Collective work must be a priority of the industry and government; it is in this context that a Working Group with a Project Manager is recommended to steer the development of the cluster with a clear vision of commercialization,
There is a need to establish a commercialization program which is implemented through a Secondary cooperative for the development of emerging farmers, this programme must be linked to a secondary cooperative which serves interests of various commodity based primary cooperatives. The incubator will be responsible for enterprise development, training of farmers, collaborated mentorship with Subtropical Grower?s Association, information dissemination, facilitation of export readiness programmes and management of cooperatives for collective bargaining purpose. This platform can also be used for the purpose of monitoring and evaluation.

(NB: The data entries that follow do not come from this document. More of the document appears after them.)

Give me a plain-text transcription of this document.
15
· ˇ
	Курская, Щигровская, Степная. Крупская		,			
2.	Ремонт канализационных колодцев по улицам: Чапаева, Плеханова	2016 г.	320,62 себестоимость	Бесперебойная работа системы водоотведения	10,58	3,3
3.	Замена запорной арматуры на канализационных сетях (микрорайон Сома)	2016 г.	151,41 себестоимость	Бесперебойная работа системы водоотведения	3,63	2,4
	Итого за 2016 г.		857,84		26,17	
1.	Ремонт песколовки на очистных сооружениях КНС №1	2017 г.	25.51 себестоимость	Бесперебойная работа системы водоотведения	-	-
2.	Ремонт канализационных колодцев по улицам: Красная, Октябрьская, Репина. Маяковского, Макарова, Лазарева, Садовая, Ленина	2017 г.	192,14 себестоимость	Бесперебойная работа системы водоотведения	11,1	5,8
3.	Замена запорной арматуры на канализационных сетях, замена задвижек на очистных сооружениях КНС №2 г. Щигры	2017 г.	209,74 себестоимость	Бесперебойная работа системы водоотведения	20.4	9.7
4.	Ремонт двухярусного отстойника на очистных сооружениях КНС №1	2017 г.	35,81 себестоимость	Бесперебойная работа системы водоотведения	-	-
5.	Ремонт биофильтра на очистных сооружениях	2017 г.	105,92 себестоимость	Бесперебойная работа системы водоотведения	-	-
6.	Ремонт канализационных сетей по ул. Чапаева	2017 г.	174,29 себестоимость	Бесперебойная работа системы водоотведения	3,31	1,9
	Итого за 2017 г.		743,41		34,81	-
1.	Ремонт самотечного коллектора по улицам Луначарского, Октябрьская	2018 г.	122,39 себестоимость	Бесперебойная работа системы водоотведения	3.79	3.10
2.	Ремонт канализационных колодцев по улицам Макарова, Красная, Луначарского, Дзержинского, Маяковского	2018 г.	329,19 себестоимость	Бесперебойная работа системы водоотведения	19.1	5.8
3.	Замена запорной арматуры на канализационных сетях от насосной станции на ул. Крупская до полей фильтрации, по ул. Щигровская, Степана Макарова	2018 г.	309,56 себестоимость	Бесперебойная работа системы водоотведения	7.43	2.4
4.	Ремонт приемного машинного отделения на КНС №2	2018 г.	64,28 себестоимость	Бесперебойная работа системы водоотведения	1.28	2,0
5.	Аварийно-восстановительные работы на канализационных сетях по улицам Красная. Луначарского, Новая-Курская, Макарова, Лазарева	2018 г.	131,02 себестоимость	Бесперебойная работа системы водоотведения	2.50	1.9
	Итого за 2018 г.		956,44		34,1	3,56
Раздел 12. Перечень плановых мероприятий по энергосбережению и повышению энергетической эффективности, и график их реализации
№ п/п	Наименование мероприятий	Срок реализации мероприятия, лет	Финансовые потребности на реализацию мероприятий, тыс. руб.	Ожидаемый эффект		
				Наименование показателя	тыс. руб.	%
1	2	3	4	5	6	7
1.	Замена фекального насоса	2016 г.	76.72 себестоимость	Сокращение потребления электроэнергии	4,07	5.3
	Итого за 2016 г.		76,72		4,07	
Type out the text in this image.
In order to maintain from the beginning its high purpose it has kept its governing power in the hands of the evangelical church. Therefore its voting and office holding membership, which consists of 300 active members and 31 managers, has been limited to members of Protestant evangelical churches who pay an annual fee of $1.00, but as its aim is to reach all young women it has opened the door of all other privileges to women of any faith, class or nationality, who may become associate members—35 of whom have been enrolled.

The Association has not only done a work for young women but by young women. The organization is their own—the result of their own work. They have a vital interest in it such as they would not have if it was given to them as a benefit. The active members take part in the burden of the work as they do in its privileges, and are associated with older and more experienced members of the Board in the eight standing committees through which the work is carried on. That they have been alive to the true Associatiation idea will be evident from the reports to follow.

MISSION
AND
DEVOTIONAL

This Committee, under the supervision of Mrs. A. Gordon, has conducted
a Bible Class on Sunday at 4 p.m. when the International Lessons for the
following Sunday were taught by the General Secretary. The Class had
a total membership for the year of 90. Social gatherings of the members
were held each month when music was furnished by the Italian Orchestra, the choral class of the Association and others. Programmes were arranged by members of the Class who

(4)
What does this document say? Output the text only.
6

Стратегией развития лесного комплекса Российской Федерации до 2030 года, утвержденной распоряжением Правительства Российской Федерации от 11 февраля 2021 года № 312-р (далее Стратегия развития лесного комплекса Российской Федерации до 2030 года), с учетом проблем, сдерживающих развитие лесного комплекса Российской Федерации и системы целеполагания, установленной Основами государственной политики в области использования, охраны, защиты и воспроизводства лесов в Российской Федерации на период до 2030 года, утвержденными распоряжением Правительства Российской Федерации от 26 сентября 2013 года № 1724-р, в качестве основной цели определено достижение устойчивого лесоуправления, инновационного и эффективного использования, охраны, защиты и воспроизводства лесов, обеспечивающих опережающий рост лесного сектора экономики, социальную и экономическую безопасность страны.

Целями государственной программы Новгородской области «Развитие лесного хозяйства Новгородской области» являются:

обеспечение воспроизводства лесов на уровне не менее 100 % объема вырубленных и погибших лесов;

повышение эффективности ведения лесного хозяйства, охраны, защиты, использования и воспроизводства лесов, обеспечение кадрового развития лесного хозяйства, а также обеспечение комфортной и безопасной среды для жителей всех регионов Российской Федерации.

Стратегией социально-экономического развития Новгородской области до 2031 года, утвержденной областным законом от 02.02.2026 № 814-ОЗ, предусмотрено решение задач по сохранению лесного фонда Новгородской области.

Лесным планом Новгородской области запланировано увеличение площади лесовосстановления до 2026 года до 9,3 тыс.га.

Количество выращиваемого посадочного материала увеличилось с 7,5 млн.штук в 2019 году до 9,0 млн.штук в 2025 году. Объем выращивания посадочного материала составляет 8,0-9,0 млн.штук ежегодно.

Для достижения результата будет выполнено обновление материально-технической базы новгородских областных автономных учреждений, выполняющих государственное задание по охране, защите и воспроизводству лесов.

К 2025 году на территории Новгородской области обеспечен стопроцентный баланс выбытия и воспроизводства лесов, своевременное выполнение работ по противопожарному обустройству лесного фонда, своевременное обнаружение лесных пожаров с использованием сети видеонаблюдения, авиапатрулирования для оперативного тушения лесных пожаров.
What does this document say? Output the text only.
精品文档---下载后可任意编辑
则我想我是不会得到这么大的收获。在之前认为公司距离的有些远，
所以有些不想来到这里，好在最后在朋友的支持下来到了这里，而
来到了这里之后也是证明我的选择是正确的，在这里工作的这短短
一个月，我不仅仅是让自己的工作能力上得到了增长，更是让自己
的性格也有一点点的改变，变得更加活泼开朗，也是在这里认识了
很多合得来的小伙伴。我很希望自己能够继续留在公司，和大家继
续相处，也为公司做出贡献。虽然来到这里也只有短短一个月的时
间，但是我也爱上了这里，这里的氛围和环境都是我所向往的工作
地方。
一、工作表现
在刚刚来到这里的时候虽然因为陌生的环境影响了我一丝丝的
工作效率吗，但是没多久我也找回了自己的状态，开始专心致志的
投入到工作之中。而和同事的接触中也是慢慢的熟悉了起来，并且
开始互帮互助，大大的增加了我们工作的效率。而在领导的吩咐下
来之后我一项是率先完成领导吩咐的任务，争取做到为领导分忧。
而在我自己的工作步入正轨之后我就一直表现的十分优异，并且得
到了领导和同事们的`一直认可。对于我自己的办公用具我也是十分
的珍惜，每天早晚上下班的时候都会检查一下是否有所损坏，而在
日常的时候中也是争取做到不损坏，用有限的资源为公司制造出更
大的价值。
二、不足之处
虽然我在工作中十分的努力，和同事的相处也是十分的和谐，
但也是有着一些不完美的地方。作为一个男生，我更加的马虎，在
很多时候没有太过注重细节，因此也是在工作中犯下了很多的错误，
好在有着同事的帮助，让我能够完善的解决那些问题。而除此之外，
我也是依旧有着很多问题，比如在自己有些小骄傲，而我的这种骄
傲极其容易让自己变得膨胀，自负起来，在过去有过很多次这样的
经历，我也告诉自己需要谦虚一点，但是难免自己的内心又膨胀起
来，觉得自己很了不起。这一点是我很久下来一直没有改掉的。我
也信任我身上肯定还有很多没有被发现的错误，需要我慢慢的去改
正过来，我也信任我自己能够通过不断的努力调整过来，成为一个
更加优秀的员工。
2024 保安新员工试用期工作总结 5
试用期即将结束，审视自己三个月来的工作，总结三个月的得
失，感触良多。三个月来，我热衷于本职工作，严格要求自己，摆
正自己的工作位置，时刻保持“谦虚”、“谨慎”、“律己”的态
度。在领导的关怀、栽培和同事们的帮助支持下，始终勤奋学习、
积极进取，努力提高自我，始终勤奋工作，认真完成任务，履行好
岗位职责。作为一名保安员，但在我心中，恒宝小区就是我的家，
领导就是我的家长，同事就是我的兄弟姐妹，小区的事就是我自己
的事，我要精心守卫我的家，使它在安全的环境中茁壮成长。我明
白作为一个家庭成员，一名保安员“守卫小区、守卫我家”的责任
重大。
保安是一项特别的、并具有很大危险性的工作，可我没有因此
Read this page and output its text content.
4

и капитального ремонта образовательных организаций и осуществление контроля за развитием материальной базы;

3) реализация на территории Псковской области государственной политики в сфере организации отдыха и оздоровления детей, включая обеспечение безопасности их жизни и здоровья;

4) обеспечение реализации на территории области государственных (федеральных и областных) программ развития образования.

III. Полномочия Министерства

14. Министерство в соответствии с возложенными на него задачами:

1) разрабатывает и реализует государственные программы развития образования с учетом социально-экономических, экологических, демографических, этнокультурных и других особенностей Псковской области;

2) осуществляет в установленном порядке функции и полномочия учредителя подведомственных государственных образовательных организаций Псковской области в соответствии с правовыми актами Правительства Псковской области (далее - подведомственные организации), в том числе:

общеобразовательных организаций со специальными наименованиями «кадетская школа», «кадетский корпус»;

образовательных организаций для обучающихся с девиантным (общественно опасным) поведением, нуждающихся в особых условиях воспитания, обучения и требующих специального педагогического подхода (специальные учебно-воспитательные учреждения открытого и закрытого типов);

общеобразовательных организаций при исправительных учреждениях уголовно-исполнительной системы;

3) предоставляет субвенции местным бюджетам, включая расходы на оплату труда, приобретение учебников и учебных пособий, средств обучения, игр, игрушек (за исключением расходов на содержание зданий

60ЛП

This can be funded through SEDA Technology Programme of SEDA.
Commodity based cooperatives must serve as contractors to ensure that fertigation programmes are implemented timeously, spray programmes are well done according to international standard, mechanisation programme is followed, there is market compliance, market contracts are in place and transport is well coordinated. Cessionary agreements are highly recommended and will function according to the dynamics of each commodity. Emerging farmers will be charged a fee for the service and also donor funds must be raised,
The Secondary Cooperative must have a function of financial services; it is recommended that the DTI incentive scheme and MAFISA be key components in this regard. This will address the financial concerns of farmers in terms of access, affordability and repayments.
A fair trade and marketing agency must be established for the purpose of entering export market and high returns,
An incentive scheme must be in place to reward good performers. A price competition for the Best Quality producer, Best Mentor, Best per Ha producer
This study acknowledges difficulties in dealing with backyard garden producers, however in the interest of rural development & humanitarian development interest; it is recommended that there should be a starter pack programme for this category of producers to ensure food security.
The Sub-tropical fruit and Nuts sector is a well established sector and has a win-win advantage due to growth potential and benefits. There is a need however to pay attention to the emerging producers and fully integrate them into the currently existing value chains. This study revealed a number of findings and recommendations have been clearly made.